Tuesday, 1 September 2009

How "typical" is long-term travel?

When we think of international "travel", our instinct is to think of a short "vacation", or a business "trip". But when we travel abroad, outside of a few of the most-touristed places at the most-touristed times of the year, we often find that most of the other U.S. citizens we meet are people who haven't been back in the USA in weeks or months or years, and/or who are living abroad.

So is the typical American abroad a short term traveller? Or a long-term traveller or expatriate?

It's a question that's become critical in the long-running lawsuit about undisclosed for credit, debit, and ATM card transactions in foreign currencies. At the hearing on 6 August 2009 on the proposed division of the US$250 million settlement (not counting another $75 million to the lawyers), I finally got a chance to explain my objections to the judge. I think he took me seriously, both as an individual and a consumer advocate, despite my not being a lawyer.

But the lawyers are trying to justify a 90% reduction in awards from the settlement to people who spent more time abroad, on the theory that the "typical" American abroad is a short-term traveller (or, if they are an expatriate, typically a military person, the lawyer for the class claimed) and that they only need to estimate "typical" patterns of travel and card usage.

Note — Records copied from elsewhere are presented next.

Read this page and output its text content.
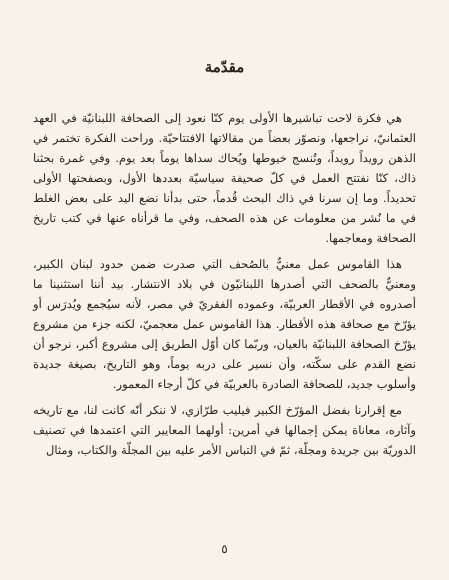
مقدّمة

هي فكرة لاحت تباشيرها الأولى يوم كنّا نعود إلى الصحافة اللبنانيّة في العهد العثمانيّ، نراجعها، ونصوّر بعضاً من مقالاتها الافتتاحيّة. وراحت الفكرة تختمر في الذهن رويداً رويداً، وتُنسج خيوطها ويُحاك سداها يوماً بعد يوم. وفي غمرة بحثنا ذاك، كنّا نفتتح العمل في كلّ صحيفة سياسيّة بعددها الأول، وبصفحتها الأولى تحديداً. وما إن سرنا في ذاك البحث قُدماً، حتى بدأنا نضع اليد على بعض الغلط في ما نُشر من معلومات عن هذه الصحف، وفي ما قرأناه عنها في كتب تاريخ الصحافة ومعاجمها.

هذا القاموس عمل معنيٌّ بالصُحف التي صدرت ضمن حدود لبنان الكبير، ومعنيٌّ بالصحف التي أصدرها اللبنانيّون في بلاد الانتشار. بيد أننا استثنينا ما أصدروه في الأقطار العربيّة، وعموده الفقريّ في مصر، لأنه سيُجمع ويُدرَس أو يؤرّخ مع صحافة هذه الأقطار. هذا القاموس عمل معجميّ، لكنه جزء من مشروع يؤرّخ الصحافة اللبنانيّة بالعيان، وربّما كان أوّل الطريق إلى مشروع أكبر، نرجو أن نضع القدم على سكّته، وأن نسير على دربه يوماً، وهو التاريخ، بصيغة جديدة وأسلوب جديد، للصحافة الصادرة بالعربيّة في كلّ أرجاء المعمور.

مع إقرارنا بفضل المؤرّخ الكبير فيليب طرّازي، لا ننكر أنّه كانت لنا، مع تاريخه وآثاره، معاناة يمكن إجمالها في أمرين: أولهما المعايير التي اعتمدها في تصنيف الدوريّة بين جريدة ومجلّة، ثمّ في التباس الأمر عليه بين المجلّة والكتاب، ومثال

٥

In reality, almost all long-term travellers, and even most of the people actually living abroad, don't have a local bank account abroad, and rely cash obtained at ATM's abroad (in local currency but from from their US-dollar bank account. Here's a typical story I got from Selwyn Berg, one of the other objectors to the settlement algorithm and claims reduction for long stays abroad:

We are the retirees who have found that one can live much better on Social Security income in European countries like Portugal, but have a retirement monthly income in U.S. Dollars on which we live. Often, it takes years to be able to resettle in a European country as a resident, and so for several years (which included the years of this case), we lived on ATM withdrawals, and that summed up to our total income for the several years.... Europe does not make it easy for any foreigner to resettle since the EU has so many benefits that the US does
not. Many European banks will not give you a credit account unless you can show residence, which makes sense. Residence is not just handed out.

My friend Erin Van Rheenen detailed the difficulty of figuring out how many Americans actually live abroad in one of her columns recently:

When I wrote Living Abroad in Costa Rica , I had the devil of time finding a reliable number for how many Americans made that very livable Central American country their home.

Estimates ranged from 200,000 to almost four times that, but there didn't seem to be any credible sources with accurate numbers.

It's just as hard, if not more so, to nail down the number of Americans living abroad in general.

And even harder, I might add, to figure out how many long-term travellers there are. But fortunately, I was able when I worked at Airtreks.com to commission a custom breakdown by trip duration of the U.S. government's large-scale travel survey data. From that data, census data on military and civilian U.S. government employees and their families abroad, and State Department estimates of resident private (non-governmental) U.S. expatriates by country, I got the following figures for 1998-2000:

  • U.S.-resident "travellers" abroad at any one time: 954,000 (plus those in Canada and Mexico, from 1998 survey)
  • Government employees, military personnel, and dependents abroad: 576,367 (Census 2000)
  • Private U.S. citizens residing abroad: 3,784,693 (State Department estimate, 1999)

Of the "travellers", there are a quarter of a million trips overseas (plus those to Canada and Mexico) each year by U.S. residents of more than 100 nights duration, and more than three-quarters of a million of 60 nights or longer.

Obviously, these statistics are far from precise. But the interesting thing is that they bear out the impression we get as soon as we venture off the tourist track: long-term travellers and expatriates far outnumber short-term travellers. Although there are more short-term travellers, their typical trips are so short that there are relatively few of them abroad, on average, at any given time. In most of the world, the statistics support the greater likelihood of meeting an American expat or long-term traveller than an American on a short trip.

I've sent the judge a letter with much more detail and citations, responding to his request for more evidence about this issue. He made no rulings during the hearing on August 6th, but said he would give this case his "top priority" for a decision once he completed some current trials.

Link | Posted by Edward on Tuesday, 1 September 2009, 19:59 ( 7:59 PM) | TrackBack (0)
Comments

Thank you for spending your time, energy, and money to advocate for all of us.

I have two daughters going to college in Montreal and my daughters and I have traveled all over the world so this is of particular interest to me.